Cardiologist John MacGregor, a professor of medicine at the San Francisco School of Medicine and a doctor at the University of California, San Francisco, Medical Center, is quoted in the complaint saying that the alert was a substantial factor in causing the heart attack.
“Prior to that time, Mr. Shields had no known cardiac disease,” said MacGregor.
On Wednesday, attorney Samuel King Jr. filed the lawsuit on behalf of the couple against the state of Hawaii and the former administrator of the Emergency Management Agency, Vern Miyagi, who had resigned after the false missile alert. Reichel was included in the lawsuit because she was present and has suffered “emotional upset,” according to the complaint. The complaint is also against unidentified employees responsible for the missile alert, who were never named by the agency. The suit seeks unspecified damages.
“We tried negotiating with the State, but the State’s position is that the State is immune and the employees were not ‘grossly negligent,’” King said to BuzzFeed News. “Even if we get a judgment against individual employees, the State won’t pay, we’ll have to collect the judgment from the individual employees.”
Hawaii Emergency Management Agency’s Public Information Officer Richard Rapoza said to BuzzFeed News that they “continue to wish the best for Mr.

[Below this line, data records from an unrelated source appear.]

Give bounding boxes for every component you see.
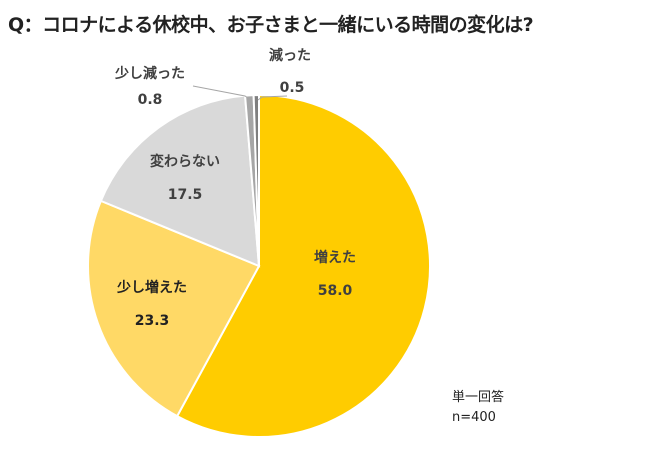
slice-label-4: 減った — [269, 47, 311, 64]
slice-label-3: 少し減った — [114, 65, 185, 82]
pie-slice-1 — [87, 199, 261, 418]
sample-note: 単一回答 n=400 — [452, 388, 504, 428]
leader-line-4 — [257, 95, 288, 101]
slice-value-1: 23.3 — [135, 313, 170, 329]
slice-label-2: 変わらない — [150, 153, 220, 170]
pie-slice-4 — [252, 93, 260, 267]
sample-size: n=400 — [452, 410, 496, 425]
slice-label-0: 増えた — [314, 249, 356, 266]
pie-slice-2 — [99, 94, 261, 268]
slice-value-3: 0.8 — [138, 92, 163, 108]
slice-value-2: 17.5 — [168, 187, 203, 203]
pie-slice-0 — [175, 93, 431, 438]
answer-type: 単一回答 — [452, 390, 505, 405]
slice-value-0: 58.0 — [318, 283, 353, 299]
slice-value-4: 0.5 — [280, 80, 305, 96]
slice-label-1: 少し増えた — [116, 279, 187, 296]
leader-line-3 — [192, 85, 252, 101]
chart-title: Q：コロナによる休校中、お子さまと一緒にいる時間の変化は? — [8, 14, 534, 36]
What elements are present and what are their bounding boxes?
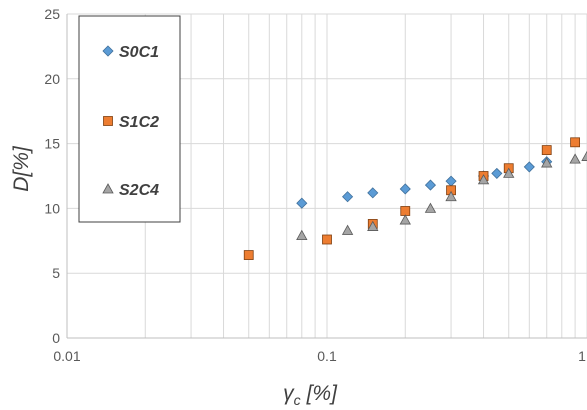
point-s1c2	[243, 250, 254, 260]
point-s2c4	[541, 157, 553, 168]
point-s0c1	[399, 183, 411, 195]
y-tick-label: 0	[52, 330, 60, 346]
point-s2c4	[581, 150, 587, 161]
point-s0c1	[424, 179, 437, 191]
point-s1c2	[541, 145, 552, 155]
x-axis-symbol: γ	[283, 382, 295, 405]
legend-marker-s0c1	[102, 45, 114, 57]
point-s2c4	[367, 220, 379, 231]
axes	[66, 14, 587, 339]
point-s2c4	[296, 229, 308, 241]
point-s0c1	[367, 187, 379, 199]
point-s0c1	[342, 191, 354, 203]
x-axis-unit: [%]	[306, 382, 339, 405]
point-s0c1	[296, 197, 308, 209]
y-tick-label: 10	[44, 200, 60, 216]
point-s2c4	[341, 224, 354, 235]
legend-marker-s2c4	[102, 183, 114, 194]
legend-label-s1c2: S1C2	[119, 114, 159, 131]
legend-marker-s1c2	[103, 116, 113, 126]
y-axis-title: D[%]	[10, 145, 33, 192]
point-s1c2	[400, 206, 411, 216]
legend-label-s0c1: S0C1	[119, 44, 159, 61]
legend: S0C1 S1C2 S2C4	[78, 15, 181, 223]
tick-labels: 0 5 10 15 20 25 0.01 0.1 1	[44, 6, 586, 364]
x-tick-label: 0.01	[53, 348, 80, 364]
x-tick-label: 0.1	[317, 348, 337, 364]
point-s2c4	[399, 214, 411, 225]
point-s2c4	[477, 174, 490, 185]
point-s1c2	[322, 234, 332, 245]
point-s0c1	[491, 167, 503, 179]
x-axis-subscript: c	[294, 392, 301, 408]
legend-box	[78, 15, 181, 223]
data-points	[243, 137, 587, 260]
point-s2c4	[569, 153, 581, 164]
legend-label-s2c4: S2C4	[119, 182, 159, 199]
point-s0c1	[445, 175, 457, 187]
x-axis-title: γc [%]	[283, 382, 338, 408]
y-tick-label: 25	[44, 6, 60, 22]
point-s2c4	[445, 190, 457, 202]
point-s2c4	[424, 202, 437, 213]
x-tick-label: 1	[578, 348, 586, 364]
point-s2c4	[503, 167, 515, 178]
y-tick-label: 20	[44, 71, 60, 87]
y-tick-label: 15	[44, 136, 60, 152]
point-s0c1	[523, 161, 535, 173]
y-tick-label: 5	[52, 265, 60, 281]
point-s1c2	[570, 137, 581, 148]
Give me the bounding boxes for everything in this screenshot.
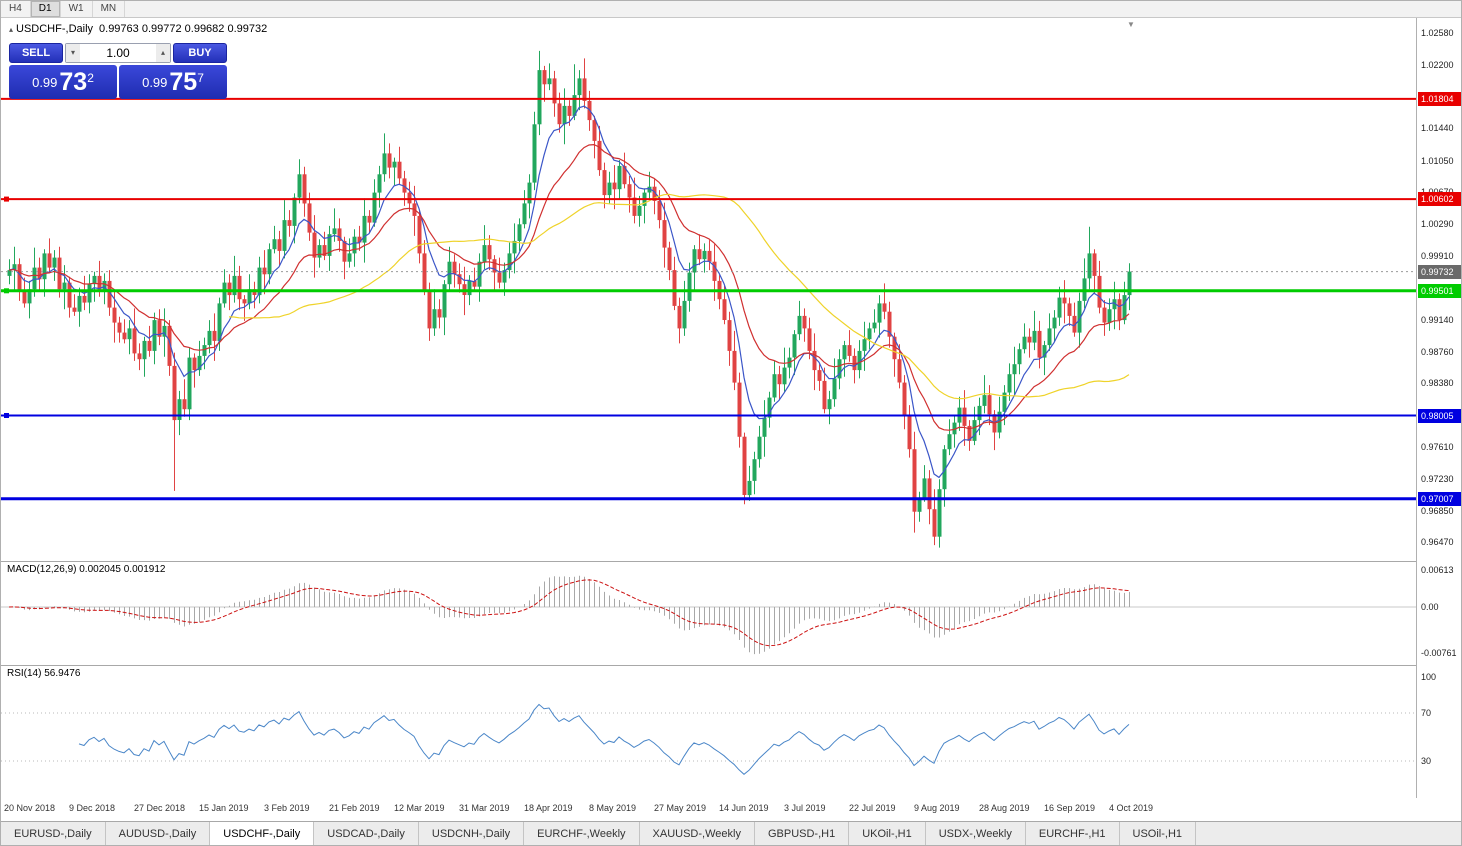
period-button-h4[interactable]: H4 [1, 1, 31, 17]
price-axis[interactable]: 1.025801.022001.014401.010501.006701.002… [1416, 18, 1461, 798]
date-axis-label: 4 Oct 2019 [1109, 803, 1154, 813]
chart-tab[interactable]: AUDUSD-,Daily [105, 822, 211, 845]
chart-tab[interactable]: EURCHF-,Weekly [524, 822, 640, 845]
volume-input[interactable]: 1.00 [106, 46, 130, 60]
axis-label: 100 [1421, 672, 1437, 682]
date-axis-label: 9 Aug 2019 [914, 803, 960, 813]
chart-tab[interactable]: USDCHF-,Daily [210, 822, 315, 845]
date-axis-label: 28 Aug 2019 [979, 803, 1030, 813]
date-axis-label: 27 Dec 2018 [134, 803, 186, 813]
axis-label: 0.00 [1421, 602, 1439, 612]
date-axis-label: 12 Mar 2019 [394, 803, 445, 813]
axis-label: 1.01440 [1421, 123, 1454, 134]
buy-price-pip: 7 [197, 71, 204, 85]
axis-label: 70 [1421, 708, 1432, 718]
price-line-badge: 1.00602 [1418, 192, 1461, 207]
chart-tab[interactable]: USDCAD-,Daily [314, 822, 419, 845]
chart-tabs-bar: EURUSD-,Daily AUDUSD-,Daily USDCHF-,Daily U… [1, 821, 1461, 845]
sell-price-pip: 2 [87, 71, 94, 85]
axis-label: 0.97610 [1421, 442, 1454, 453]
buy-price-display[interactable]: 0.99 75 7 [119, 65, 227, 99]
chart-ohlc-values: 0.99763 0.99772 0.99682 0.99732 [99, 23, 268, 35]
sell-price-digits: 73 [59, 67, 88, 96]
date-axis-label: 18 Apr 2019 [524, 803, 573, 813]
date-axis-label: 16 Sep 2019 [1044, 803, 1096, 813]
chart-title: ▴ USDCHF-,Daily 0.99763 0.99772 0.99682 0.… [9, 23, 267, 35]
chart-tab[interactable]: GBPUSD-,H1 [754, 822, 850, 845]
axis-label: -0.00761 [1421, 647, 1457, 658]
price-line-badge: 0.97007 [1418, 491, 1461, 506]
date-axis-label: 3 Jul 2019 [784, 803, 826, 813]
date-axis-label: 27 May 2019 [654, 803, 707, 813]
rsi-panel[interactable] [1, 666, 1416, 798]
chart-shift-marker-icon[interactable]: ▼ [1127, 20, 1135, 29]
one-click-trading-panel: SELL ▾ 1.00 ▴ BUY 0.99 73 2 0.99 75 7 [9, 43, 227, 99]
date-axis[interactable]: 20 Nov 2018 9 Dec 2018 27 Dec 2018 15 Jan 2… [1, 798, 1461, 821]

Shields and his family.”
He added, “while we look forward to resolving this case in an appropriate forum, we’re going to reserve any comment until we have thoroughly reviewed the claims.”
The state’s special assistant to the attorney general, Krishna Jayaram, said that “we will review it carefully and will respond in due course,” in a statement to BuzzFeed News.
The false missile alert caused a mass panic in Hawaii on Jan. 13 when it was accidentally sent out to over a million people during an emergency drill by the Hawaii Emergency Management Agency, which had just brought back the Cold War–era drill to address growing tension with North Korea.
At least 5,000 calls were made to 911 during the false missile alert, but as many as half of them did not go through because the lines were so busy, the Star-Advertiser reported in January. Mayor Kirk Caldwell said at the time that no accidents were caused by the panic, except for a guy who crashed a golf cart.
Multiple reports done by officials since the alert was mistakenly sent have said Hawaii was not prepared to start testing the warning system, and the alert was sent as a result of human error. Officials have said they knew within minutes that the alert was false, but could not correct it because they did not have a plan in place to send a retraction.